Francisco Turra
Presidente dos Conselhos de Administração da APROBIO e Consultivo da ABPA, ex-ministro da Agricultura
Esse texto trata de uma opinião do colunista e não necessariamente reflete a posição do Agro Estadão
Opinião
Francisco Turra: A complexa abertura de um mercado importador
As revoluções agrícolas do campo (da tropical, do saudoso Alysson Paolinelli ao Agro 4.0 dos dias atuais) nos elevaram a novos patamares produtivos.
26/02/2024 - 12:22

Ao longo das últimas quatro décadas de minha vida dedicada ao agronegócio, pude experimentar passo a passo o processo de internacionalização do setor produtivo. Sou do tempo em que importávamos mais que exportávamos, e antes de vender para fora, o Brasil buscava garantir a oferta de alimentos dentro de nossas linhas territoriais.
As revoluções agrícolas do campo (da tropical, do saudoso Alysson Paolinelli ao Agro 4.0 dos dias atuais) nos elevaram a novos patamares produtivos. Os silos, agora cheios e saturados, são os expoentes uma enorme rede de produção de alimentos, combustíveis, insumos e tantos outros valores do campo, que aumentaram exponencialmente no fim do milênio passado e o início deste.
Muito antes disso, no entanto, já caminhávamos para o mercado internacional. No caso da carne de frango, por exemplo, nossos primeiros embarques foram para nações árabes em meados dos anos 70. Avançamos para novos mercados nas décadas seguintes, criamos uma marca internacional em fins de 90 e conquistamos o primeiro lugar entre os exportadores mundiais em 2004. Hoje, embarcamos produtos avícolas para mais de 150 países.
A breve síntese do parágrafo anterior esconde um processo extenuante por trás da abertura de um novo mercado. Como então Ministro da Agricultura e liderança setorial, participei ativamente da construção de dezenas destas pontes que findaram na viabilização de novas oportunidades de exportação. São estruturas com alicerces por vezes frágeis, influenciados por infindáveis fatores.

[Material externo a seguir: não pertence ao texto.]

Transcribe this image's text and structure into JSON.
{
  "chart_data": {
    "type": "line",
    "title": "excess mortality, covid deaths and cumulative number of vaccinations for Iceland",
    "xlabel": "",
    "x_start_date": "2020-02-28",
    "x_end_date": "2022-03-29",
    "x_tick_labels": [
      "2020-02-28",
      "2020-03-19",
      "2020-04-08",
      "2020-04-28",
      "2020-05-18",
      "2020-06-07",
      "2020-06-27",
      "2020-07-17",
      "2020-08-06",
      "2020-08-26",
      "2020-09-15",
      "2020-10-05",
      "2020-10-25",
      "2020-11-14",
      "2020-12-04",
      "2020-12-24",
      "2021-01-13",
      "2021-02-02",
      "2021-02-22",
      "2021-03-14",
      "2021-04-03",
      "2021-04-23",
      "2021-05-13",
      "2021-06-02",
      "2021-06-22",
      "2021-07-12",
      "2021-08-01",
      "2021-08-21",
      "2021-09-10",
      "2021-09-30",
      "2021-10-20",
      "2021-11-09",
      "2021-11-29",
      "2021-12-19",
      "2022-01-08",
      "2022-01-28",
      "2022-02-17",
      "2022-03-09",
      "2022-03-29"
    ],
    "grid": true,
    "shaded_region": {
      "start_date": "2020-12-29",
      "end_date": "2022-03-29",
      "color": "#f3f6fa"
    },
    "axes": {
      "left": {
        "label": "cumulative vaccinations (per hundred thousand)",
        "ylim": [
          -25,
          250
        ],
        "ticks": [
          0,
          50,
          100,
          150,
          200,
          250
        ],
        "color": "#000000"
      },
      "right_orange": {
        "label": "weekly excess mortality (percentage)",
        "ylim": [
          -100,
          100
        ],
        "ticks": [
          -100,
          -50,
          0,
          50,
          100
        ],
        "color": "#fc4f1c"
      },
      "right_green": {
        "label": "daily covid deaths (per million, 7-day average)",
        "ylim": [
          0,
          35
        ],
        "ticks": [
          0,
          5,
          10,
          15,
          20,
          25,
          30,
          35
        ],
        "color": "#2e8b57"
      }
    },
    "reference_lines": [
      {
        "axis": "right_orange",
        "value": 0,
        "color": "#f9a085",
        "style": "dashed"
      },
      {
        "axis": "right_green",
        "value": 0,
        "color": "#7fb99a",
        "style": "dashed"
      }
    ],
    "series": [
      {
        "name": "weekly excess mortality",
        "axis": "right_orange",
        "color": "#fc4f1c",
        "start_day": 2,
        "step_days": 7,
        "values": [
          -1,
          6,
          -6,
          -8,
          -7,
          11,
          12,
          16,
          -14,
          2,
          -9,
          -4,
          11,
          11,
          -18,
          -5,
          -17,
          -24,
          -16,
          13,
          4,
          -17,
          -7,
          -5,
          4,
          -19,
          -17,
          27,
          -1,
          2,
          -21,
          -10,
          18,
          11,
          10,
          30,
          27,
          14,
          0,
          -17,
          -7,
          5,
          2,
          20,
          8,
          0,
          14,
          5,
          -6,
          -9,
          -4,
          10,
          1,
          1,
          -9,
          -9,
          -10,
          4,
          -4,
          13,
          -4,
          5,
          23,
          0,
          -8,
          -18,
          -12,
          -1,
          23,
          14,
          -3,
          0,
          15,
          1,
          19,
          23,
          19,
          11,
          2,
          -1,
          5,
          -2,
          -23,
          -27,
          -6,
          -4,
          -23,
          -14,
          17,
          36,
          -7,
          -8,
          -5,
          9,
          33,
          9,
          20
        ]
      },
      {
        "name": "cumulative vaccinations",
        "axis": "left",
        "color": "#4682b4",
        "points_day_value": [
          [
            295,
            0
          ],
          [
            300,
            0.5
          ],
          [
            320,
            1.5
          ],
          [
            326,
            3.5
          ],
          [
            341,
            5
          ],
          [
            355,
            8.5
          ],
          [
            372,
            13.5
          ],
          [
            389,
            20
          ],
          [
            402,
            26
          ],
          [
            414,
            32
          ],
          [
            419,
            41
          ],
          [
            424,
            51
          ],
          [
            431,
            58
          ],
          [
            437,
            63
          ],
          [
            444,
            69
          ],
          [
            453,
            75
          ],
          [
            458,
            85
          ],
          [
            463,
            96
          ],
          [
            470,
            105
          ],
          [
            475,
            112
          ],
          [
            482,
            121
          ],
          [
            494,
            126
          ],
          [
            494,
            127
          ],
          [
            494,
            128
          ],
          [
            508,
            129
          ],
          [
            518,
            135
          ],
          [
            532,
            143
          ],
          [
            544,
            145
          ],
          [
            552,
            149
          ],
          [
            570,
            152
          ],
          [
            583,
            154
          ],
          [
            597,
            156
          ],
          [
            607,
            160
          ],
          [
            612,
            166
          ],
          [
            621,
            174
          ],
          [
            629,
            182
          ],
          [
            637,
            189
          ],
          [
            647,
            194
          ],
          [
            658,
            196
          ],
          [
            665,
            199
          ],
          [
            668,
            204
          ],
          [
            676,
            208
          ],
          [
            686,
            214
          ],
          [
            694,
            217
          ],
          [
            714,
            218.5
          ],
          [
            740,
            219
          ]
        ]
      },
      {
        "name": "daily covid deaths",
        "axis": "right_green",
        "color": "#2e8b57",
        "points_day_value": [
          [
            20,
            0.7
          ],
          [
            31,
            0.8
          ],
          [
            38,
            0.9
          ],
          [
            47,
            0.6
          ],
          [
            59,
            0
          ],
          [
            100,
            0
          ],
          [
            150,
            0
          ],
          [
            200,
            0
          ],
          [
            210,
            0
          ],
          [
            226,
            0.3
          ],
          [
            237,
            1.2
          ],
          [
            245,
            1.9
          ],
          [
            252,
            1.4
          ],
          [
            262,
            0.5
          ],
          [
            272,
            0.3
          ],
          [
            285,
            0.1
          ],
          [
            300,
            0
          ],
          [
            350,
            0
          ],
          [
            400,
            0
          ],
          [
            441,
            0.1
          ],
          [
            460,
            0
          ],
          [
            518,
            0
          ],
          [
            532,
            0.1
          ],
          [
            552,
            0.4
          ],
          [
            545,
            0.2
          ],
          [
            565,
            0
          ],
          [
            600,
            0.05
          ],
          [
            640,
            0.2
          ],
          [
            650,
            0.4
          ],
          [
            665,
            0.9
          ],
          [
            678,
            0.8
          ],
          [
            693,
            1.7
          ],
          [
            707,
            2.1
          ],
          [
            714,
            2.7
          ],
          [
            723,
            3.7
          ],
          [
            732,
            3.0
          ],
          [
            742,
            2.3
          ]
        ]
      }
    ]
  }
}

É o caso, por exemplo, das legislações. As nações são soberanas e cada país conta com seus regramentos próprios, exigências e padrões específicos, segundo suas próprias demandas. Um mercado islâmico, por exemplo, exige que preceitos religiosos sejam cumpridos (o chamado halal). Outros, como o europeu, impõem questões técnicas intangíveis – uma forma diferente de denominarmos “protecionismo”, com critérios diferentes para produtos praticamente idênticos, diferenciados, apenas, por uma pequena porção de sal.
As determinações técnicas alcançam até mesmo a infraestrutura da unidade produtora. A partir delas se estabelecem as habilitações destas plantas frigoríficas, que são realizadas por meio de missões oficiais das autoridades sanitárias dos países importadores de forma presencial ou virtual – uma enorme e complexa operação logística. Países como China, Canadá e Japão impõem este processo. Outros, como Reino Unido, Singapura e Egito, estabeleceram um modelo de confiança no sistema de inspeção sanitário brasileiro, o que chamamos de pré-listing.

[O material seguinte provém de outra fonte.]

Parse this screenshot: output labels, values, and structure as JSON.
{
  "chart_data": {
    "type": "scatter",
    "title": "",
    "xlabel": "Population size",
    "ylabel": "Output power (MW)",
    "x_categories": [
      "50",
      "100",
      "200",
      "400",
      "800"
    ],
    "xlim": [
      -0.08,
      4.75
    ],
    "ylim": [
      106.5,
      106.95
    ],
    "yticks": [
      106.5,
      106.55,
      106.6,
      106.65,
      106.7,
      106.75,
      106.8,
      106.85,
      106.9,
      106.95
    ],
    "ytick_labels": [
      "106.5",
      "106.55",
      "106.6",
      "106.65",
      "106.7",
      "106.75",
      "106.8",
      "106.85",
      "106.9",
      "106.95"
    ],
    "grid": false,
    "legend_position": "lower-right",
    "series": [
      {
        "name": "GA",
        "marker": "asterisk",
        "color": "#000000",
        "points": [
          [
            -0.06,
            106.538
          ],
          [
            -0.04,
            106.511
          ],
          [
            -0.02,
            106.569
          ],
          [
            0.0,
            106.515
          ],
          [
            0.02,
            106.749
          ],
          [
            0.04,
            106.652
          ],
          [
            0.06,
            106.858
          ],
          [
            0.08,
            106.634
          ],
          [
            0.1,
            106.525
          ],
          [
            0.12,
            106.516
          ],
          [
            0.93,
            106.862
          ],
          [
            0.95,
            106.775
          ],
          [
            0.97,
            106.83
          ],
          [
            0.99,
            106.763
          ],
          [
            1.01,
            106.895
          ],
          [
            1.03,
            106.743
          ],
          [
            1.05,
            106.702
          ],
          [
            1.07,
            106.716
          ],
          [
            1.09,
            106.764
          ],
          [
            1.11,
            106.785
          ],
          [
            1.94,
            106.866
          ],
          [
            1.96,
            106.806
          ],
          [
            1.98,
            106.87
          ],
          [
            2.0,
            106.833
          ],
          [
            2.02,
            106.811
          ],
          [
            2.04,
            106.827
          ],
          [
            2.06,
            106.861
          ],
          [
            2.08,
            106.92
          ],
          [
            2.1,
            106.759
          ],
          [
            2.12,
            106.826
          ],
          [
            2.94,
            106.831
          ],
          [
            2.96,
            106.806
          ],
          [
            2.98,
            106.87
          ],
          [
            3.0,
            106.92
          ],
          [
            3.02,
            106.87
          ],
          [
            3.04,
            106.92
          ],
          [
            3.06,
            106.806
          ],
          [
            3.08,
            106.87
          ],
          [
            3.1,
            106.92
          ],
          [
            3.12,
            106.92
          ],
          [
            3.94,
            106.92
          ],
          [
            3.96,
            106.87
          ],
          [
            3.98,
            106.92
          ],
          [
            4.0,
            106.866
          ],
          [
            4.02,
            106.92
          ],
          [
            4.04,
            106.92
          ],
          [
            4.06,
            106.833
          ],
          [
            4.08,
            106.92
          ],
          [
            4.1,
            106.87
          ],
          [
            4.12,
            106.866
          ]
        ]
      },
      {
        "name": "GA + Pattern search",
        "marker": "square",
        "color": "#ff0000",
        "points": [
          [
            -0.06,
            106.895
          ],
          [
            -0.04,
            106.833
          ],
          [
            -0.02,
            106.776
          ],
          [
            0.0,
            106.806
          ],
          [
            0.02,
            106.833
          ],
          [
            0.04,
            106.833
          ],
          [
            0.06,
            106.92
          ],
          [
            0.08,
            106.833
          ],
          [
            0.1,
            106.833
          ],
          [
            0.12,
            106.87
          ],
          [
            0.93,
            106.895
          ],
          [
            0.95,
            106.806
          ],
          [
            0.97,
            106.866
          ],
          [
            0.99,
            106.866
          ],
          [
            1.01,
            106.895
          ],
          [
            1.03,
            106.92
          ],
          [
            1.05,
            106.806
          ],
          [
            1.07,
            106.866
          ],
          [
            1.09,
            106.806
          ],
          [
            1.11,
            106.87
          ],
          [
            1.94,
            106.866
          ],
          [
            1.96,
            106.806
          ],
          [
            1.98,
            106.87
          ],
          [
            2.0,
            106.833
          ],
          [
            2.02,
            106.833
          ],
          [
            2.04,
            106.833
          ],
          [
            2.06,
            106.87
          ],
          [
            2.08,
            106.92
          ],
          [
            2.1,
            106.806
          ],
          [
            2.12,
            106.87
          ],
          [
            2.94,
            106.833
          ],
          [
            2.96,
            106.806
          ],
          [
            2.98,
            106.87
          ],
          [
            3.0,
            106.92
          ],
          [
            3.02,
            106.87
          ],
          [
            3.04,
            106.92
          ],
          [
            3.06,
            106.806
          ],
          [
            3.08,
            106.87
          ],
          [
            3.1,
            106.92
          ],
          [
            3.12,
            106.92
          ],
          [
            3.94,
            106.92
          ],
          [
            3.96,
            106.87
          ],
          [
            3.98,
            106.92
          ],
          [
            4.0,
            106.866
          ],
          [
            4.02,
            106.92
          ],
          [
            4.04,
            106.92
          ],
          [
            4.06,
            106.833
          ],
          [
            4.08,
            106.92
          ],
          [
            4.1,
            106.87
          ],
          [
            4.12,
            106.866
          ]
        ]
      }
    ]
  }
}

Cada nação mantém especificidades para abrir as suas portas. Muitas delas, porém, resistem a esta abertura, ainda que sem bases técnicas para tanto e em descumprimento às normas estabelecidas aos signatários da Organização Mundial do Comércio (OMC). A Indonésia é um exemplo. Mesmo após o processo (ou painel, como é denominado na OMC) movido e vencido pelo Brasil, segue fechada às exportações. Da mesma forma, a Nigéria segue reprimindo a demanda de sua população por mais alimentos, e mantém fechada as suas portas a fornecedores internacionais. Em caminho diferente, a Índia se abriu tecnicamente às importações brasileiras, mas impõe tarifas que inviabilizam o comércio.
Cada mercado, grande ou pequeno, tem vida e regras próprias. E o Brasil se transformou em especialista no cumprimento dessa “estilização” regulamentaria e produtiva. A equipe liderada pelo Ministro da Agricultura, Carlos Fávaro, em pouco menos de 14 meses, já viabilizou 89 aberturas para diversos segmentos, incluindo as proteínas animais. Nossas versatilidade e capacidade técnica construíram pontes que findaram em mais de US$ 166 bilhões em embarques, quase metade da pauta exportadora brasileira. Desenvolvemos o nosso grande talento de produzir, e contamos com a expertise necessária para expandirmos, cada vez mais, nossa presença internacional.